The test to determine whether a vested right is obtained in such a situation is laid down in Winn v. Corporation, 100 N.H. 280, 281, where we stated: "It seems to us that the better view and the one more likely to produce justice is that where the owner, relying in good faith upon a permit and before it has been revoked, has made substantial construction on the property or has incurred substantial liabilities relating directly thereto, or both, the permit may not be cancelled." (Emphasis supplied). In Brady v. Keene, 90 N.H. 99, quoted approvingly in the Winn case, the plaintiff, relying upon an amendment to an existing ordinance, had in good faith removed some shrubbery and cut down a few trees preparatory to erecting a filling station. He had also entered into negotiations for a lease relating to the same property. The ordinance was then further changed so that the land was rezoned as residential, and he was denied permission to go ahead with the erection of the filling station. The court there said that in its opinion the plaintiff "had not done enough in relation to his property" to obtain a vested right to continue with the forbidden use. Id., 101. It further stated that his expenses "in relation to the cost of erecting and equipping a filling station . . . were clearly insignificant." Id., 102. By the same token, applying these principles to the present case, it appears to us that the defendants' expenditures, in proportion to the ultimate cost of a supermarket, are not of great significance, nor could they have relied implicitly upon the conditional permit. It is apparent that they have not met the requirements necessary to gain a vested right, and their claim to such must be rejected.
III. The defendant's final contention is that since the ordinance did not specifically revoke the conditional permit issued to them on March 16 to construct a supermarket, it must be held that no revocation was effected. We do not believe this contention requires extended consideration. The defendants cite no supporting authority, and while the question has not been squarely raised before in similar cases here (see Winn v.

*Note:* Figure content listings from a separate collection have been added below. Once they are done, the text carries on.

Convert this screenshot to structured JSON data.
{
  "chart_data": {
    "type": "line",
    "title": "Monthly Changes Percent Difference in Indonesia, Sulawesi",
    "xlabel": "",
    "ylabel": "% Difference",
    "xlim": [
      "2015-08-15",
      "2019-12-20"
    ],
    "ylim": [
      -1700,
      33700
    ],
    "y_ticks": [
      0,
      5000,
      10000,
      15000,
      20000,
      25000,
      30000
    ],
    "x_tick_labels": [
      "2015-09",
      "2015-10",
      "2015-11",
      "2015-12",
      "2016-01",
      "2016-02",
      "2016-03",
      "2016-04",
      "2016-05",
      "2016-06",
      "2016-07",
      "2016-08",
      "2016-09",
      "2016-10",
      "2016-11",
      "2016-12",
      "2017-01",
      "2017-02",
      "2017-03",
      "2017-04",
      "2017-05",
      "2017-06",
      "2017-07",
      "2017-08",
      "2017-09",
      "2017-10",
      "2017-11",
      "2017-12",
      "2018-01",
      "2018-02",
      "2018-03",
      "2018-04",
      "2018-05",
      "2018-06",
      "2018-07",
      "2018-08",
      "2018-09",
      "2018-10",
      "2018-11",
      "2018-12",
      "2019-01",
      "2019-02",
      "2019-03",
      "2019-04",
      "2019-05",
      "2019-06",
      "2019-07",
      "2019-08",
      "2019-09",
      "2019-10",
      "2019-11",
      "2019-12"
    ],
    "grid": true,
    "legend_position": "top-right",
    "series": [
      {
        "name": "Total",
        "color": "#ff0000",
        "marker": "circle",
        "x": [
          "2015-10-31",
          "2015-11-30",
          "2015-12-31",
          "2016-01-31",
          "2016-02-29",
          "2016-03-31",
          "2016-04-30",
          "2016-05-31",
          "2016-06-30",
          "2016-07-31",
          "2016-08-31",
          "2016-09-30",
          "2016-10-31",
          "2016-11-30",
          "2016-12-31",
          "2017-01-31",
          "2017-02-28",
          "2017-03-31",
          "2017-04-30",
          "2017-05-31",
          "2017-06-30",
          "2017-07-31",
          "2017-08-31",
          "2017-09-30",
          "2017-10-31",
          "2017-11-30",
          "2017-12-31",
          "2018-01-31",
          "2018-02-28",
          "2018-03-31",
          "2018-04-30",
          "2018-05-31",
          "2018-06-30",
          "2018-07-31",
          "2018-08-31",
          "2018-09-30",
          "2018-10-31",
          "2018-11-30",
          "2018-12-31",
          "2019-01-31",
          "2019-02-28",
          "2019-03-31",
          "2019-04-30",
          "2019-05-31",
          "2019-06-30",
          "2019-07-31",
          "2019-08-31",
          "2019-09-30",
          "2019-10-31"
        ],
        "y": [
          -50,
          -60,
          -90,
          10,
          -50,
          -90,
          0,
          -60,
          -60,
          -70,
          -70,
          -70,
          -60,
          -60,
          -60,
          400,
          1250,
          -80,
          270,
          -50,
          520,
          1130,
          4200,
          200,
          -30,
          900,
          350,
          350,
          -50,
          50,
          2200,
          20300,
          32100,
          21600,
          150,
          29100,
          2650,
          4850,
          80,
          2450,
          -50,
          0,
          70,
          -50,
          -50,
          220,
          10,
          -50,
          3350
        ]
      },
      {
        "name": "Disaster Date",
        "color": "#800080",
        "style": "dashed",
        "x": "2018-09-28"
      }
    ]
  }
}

Corporation, supra; Brady v. Keene, supra), it seems to have been assumed that no specific revocation of an outstanding permit is required in order that an ordinance may become applicable to property which falls within its scope. No necessity for detailed reference in such legislation to existing permits appears to exist. Furthermore, in the present case the record makes it abundantly clear that there was no thought of specifically exempting the defendants from the operation of the enactment.
In conclusion, we cannot say that the ordinance is invalid upon any of the grounds urged by the defendants or that it does not apply to their property. The result reached renders unnecessary consideration of other questions, and the order is
Temporary injunction made permanent.
KENISON, C. J., dissented as to part I; the others concurred.